Federal regulations do not require companies to get approval before they reverse a pipeline, change the kind of petroleum being carried, or convert a natural gas pipeline to carry liquids (or vice versa). And they don't specify what tests should be completed before making the changes or spell out when a pipeline should be considered too vulnerable to undergo the planned changes.  

Instead, a series of broad-brush rules apply, requiring pipeline owners to identify, remove or lesson any threats to their pipeline on an ongoing basis. Those regulations are intentionally vague to give pipeline companies broad latitude to tailor their risk assessments and preventative measures to the specifics of each pipeline.

"They're giving you insights into what they're looking for," said an expert in pipeline failure analysis who didn't want to be identified because of ongoing work with pipeline companies. "If you're not doing those things, then you should have reasons for why you're not doing them."

Pipeline reversals used to be relatively rare. But the unexpected surge in U.S. oil and natural gas production in places like North Dakota and Pennsylvania has triggered unprecedented shifts in the pipeline network.

Among the projects that could be affected by the PHMSA advisory are:

  • A Sunoco Pipeline plan to reverse a 1930s-era segment of the Mariner East 1 pipeline to carry propane east across Pennsylvania. (It used to carry gasoline and other refined fuels east to west.)

  • The possible reversal of the 630-mile Capline pipeline that currently carries crude oil from Louisiana north to Illinois.

  • And a host of smaller projects that are being converted from transporting refined fuels to carry natural gas liquids instead.

The advisory comes too late for a long list of pipeline projects that were completed in the last several years. Two of those were cited by PHMSA's bulletin because they subsequently failed.

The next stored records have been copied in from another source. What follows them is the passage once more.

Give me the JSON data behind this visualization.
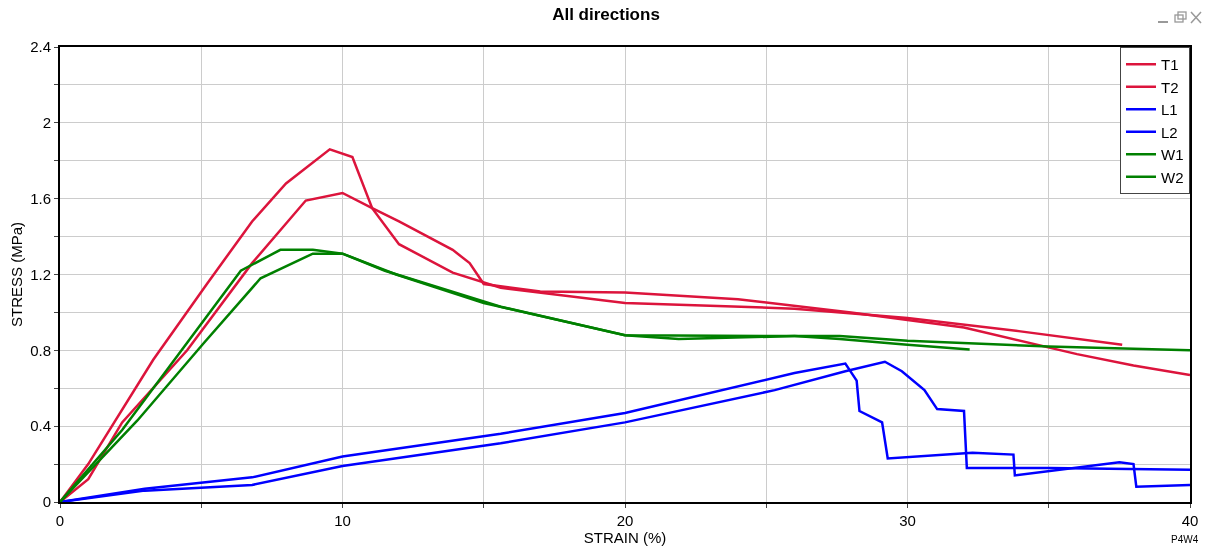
{
  "chart_data": {
    "type": "line",
    "title": "All directions",
    "xlabel": "STRAIN (%)",
    "ylabel": "STRESS (MPa)",
    "annotations": [
      "P4W4"
    ],
    "xlim": [
      0,
      40
    ],
    "ylim": [
      0,
      2.4
    ],
    "xticks": [
      0,
      {
        "value": 5,
        "label": null
      },
      10,
      {
        "value": 15,
        "label": null
      },
      20,
      {
        "value": 25,
        "label": null
      },
      30,
      {
        "value": 35,
        "label": null
      },
      40
    ],
    "yticks": [
      0,
      {
        "value": 0.2,
        "label": null
      },
      0.4,
      {
        "value": 0.6,
        "label": null
      },
      0.8,
      {
        "value": 1.0,
        "label": null
      },
      1.2,
      {
        "value": 1.4,
        "label": null
      },
      1.6,
      {
        "value": 1.8,
        "label": null
      },
      2,
      {
        "value": 2.2,
        "label": null
      },
      2.4
    ],
    "grid": true,
    "legend": "top right",
    "marker": "none",
    "line_style": "solid",
    "series": [
      {
        "name": "T1",
        "color": "#dc143c",
        "x": [
          0,
          1,
          3.3,
          5.2,
          6.8,
          8,
          9.55,
          10.35,
          11.05,
          12,
          13.9,
          15.6,
          20,
          26,
          30,
          34,
          37.6
        ],
        "values": [
          0,
          0.2,
          0.75,
          1.15,
          1.48,
          1.68,
          1.86,
          1.82,
          1.55,
          1.36,
          1.21,
          1.13,
          1.05,
          1.02,
          0.97,
          0.9,
          0.83
        ]
      },
      {
        "name": "T2",
        "color": "#dc143c",
        "x": [
          0,
          1,
          2.2,
          4.5,
          6.8,
          8.7,
          10,
          11.05,
          12,
          13.9,
          14.5,
          15,
          17,
          20,
          24,
          28,
          32,
          36,
          38,
          40
        ],
        "values": [
          0,
          0.12,
          0.42,
          0.8,
          1.26,
          1.59,
          1.63,
          1.55,
          1.48,
          1.33,
          1.26,
          1.15,
          1.11,
          1.105,
          1.07,
          1.0,
          0.92,
          0.78,
          0.72,
          0.67
        ]
      },
      {
        "name": "L1",
        "color": "#0000ff",
        "x": [
          0,
          3,
          6.8,
          10,
          15.6,
          20,
          26,
          27.8,
          28.2,
          28.3,
          29.1,
          29.3,
          32.3,
          33.75,
          33.8,
          37.5,
          38,
          38.1,
          40
        ],
        "values": [
          0,
          0.07,
          0.13,
          0.24,
          0.36,
          0.47,
          0.68,
          0.73,
          0.64,
          0.48,
          0.42,
          0.23,
          0.26,
          0.25,
          0.14,
          0.21,
          0.2,
          0.08,
          0.09
        ]
      },
      {
        "name": "L2",
        "color": "#0000ff",
        "x": [
          0,
          3,
          6.8,
          10,
          15.6,
          20,
          25.3,
          27.8,
          29.2,
          29.8,
          30.6,
          31.05,
          32,
          32.1,
          35,
          40
        ],
        "values": [
          0,
          0.06,
          0.09,
          0.19,
          0.31,
          0.42,
          0.59,
          0.69,
          0.74,
          0.69,
          0.59,
          0.49,
          0.48,
          0.18,
          0.18,
          0.17
        ]
      },
      {
        "name": "W1",
        "color": "#008000",
        "x": [
          0,
          2.2,
          4.5,
          6.4,
          7.8,
          8.95,
          10,
          11.5,
          15.6,
          20,
          21.9,
          26,
          27.6,
          30,
          35,
          40
        ],
        "values": [
          0,
          0.38,
          0.84,
          1.22,
          1.33,
          1.33,
          1.31,
          1.22,
          1.03,
          0.88,
          0.86,
          0.875,
          0.875,
          0.85,
          0.82,
          0.8
        ]
      },
      {
        "name": "W2",
        "color": "#008000",
        "x": [
          0,
          2.74,
          5.1,
          7.1,
          8.95,
          10,
          11.9,
          15,
          20,
          26,
          27.6,
          30,
          32.2
        ],
        "values": [
          0,
          0.43,
          0.84,
          1.18,
          1.31,
          1.31,
          1.2,
          1.05,
          0.88,
          0.875,
          0.86,
          0.83,
          0.805
        ]
      }
    ]
  }
}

Exxon's Pegasus pipeline, which split open in March 2013, was built primarily from 1940s-era pipe known to be prone to seam cracks and other defects. The company reversed the pipeline's flow, it switched to carrying heavier, denser Canadian dilbit, and it began pumping more oil through it. In announcing a proposed fine that Exxon is challenging, PHMSA said Exxon did not give sufficient weight to the pipeline's inherent risks, among other things.

In the Tesoro case, the company reversed a North Dakota oil pipeline without changing the line's pressure and flow-monitoring equipment to account for the reversal, according to PHMSA.

Hunton & Williams, a law firm that represents oil and natural gas pipeline companies, wrote in its blog that PHMSA its overstepping its bounds. "The agency appears to be issuing substantive legal rules under the guise of guidance," the lawfirm wrote, adding that courts have ruled that regulators can only enforce what is explicitly in regulations, not what might be contained in advisories.

Kuprewicz, the pipeline safety expert, welcomed the agency's guidance anyway because it prevents pipeline companies from continuing to cite outdated testing research and recommendations. PHMSA's new guidelines may not be legally enforceable, he said. "But advisory bulletins are ignored by pipeline operators at their own risk."